Watching him standing on the platform he looked distant with blank eyes and a distance that did not seem to convey anything. But even at the start of the day and the week and with 8 hours of travelling to come, there was an enthusiasm for the trip. Tiredness showed but in terms of thinking this improved the level of depth and opportunities for understanding. Unlike many others on the platform, he’s learnt to embrace the journey on the train as it gave him the opportunity to both read and write but most importantly the chance to think.

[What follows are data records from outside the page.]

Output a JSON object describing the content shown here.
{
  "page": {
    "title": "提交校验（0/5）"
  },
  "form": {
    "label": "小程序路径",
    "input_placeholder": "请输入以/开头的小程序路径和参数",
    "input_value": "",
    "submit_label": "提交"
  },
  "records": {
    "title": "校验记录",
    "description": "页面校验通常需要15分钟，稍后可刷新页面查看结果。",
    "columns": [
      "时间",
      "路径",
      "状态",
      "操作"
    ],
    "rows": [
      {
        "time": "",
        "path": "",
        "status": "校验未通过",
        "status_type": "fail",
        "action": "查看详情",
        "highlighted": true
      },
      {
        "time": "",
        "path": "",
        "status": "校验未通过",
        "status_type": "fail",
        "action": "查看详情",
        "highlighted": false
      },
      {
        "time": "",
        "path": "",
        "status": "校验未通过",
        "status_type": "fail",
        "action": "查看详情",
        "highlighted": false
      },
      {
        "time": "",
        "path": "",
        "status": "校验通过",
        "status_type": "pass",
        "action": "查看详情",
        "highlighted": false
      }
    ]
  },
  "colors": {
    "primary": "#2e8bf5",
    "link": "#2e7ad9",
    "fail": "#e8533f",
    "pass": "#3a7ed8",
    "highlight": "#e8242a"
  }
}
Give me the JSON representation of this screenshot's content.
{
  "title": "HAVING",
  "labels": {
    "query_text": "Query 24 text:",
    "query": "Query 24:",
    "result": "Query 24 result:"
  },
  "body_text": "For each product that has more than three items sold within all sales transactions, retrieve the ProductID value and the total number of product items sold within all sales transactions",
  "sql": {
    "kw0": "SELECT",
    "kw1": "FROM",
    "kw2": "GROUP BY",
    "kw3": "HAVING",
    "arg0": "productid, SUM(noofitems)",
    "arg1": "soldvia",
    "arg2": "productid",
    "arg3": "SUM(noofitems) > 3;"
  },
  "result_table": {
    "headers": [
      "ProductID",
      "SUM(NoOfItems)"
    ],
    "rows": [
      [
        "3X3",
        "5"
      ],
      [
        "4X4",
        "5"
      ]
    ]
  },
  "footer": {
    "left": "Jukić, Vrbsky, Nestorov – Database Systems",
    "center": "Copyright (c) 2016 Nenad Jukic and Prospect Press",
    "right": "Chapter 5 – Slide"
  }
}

Finding a seat that is empty is his first job, but finding one where the neighbouring seat will also remain empty for the duration of the journey is more challenging. You find a seat and whilst its empty now, it has also been empty, might be empty in the future, or full. Thinking about the seat and its current state is something you think about and about the thinking bit, according to Descartes is the only thing you can be certain about. “I think therefore I am”. Thinking about the seat and if its empty is the only thing you can be certain about, as your senses might be playing a trick on you and the seat might not even be there, let alone empty. Kierkegaard challenges this assumption in that the immediacy, or more important lack of it, means that all though has some level of doubt (or doubleness) alluding to its state. The seat might be full or empty, it might be empty in the future or its been empty in the past. Any change of state may happen immediately before or after a thought has taken place, therefore leading to a question about not only what you are seeing but also what you are currently thinking.

You can also discern that the world is in a constant state of flux that it is changing and there is no single moment which can be described as a snapshot of thought.

The other challenge that he has is not only understanding the current state of the his seat but also the seat next to him, but with the need to influence the state of the chair without occupying it.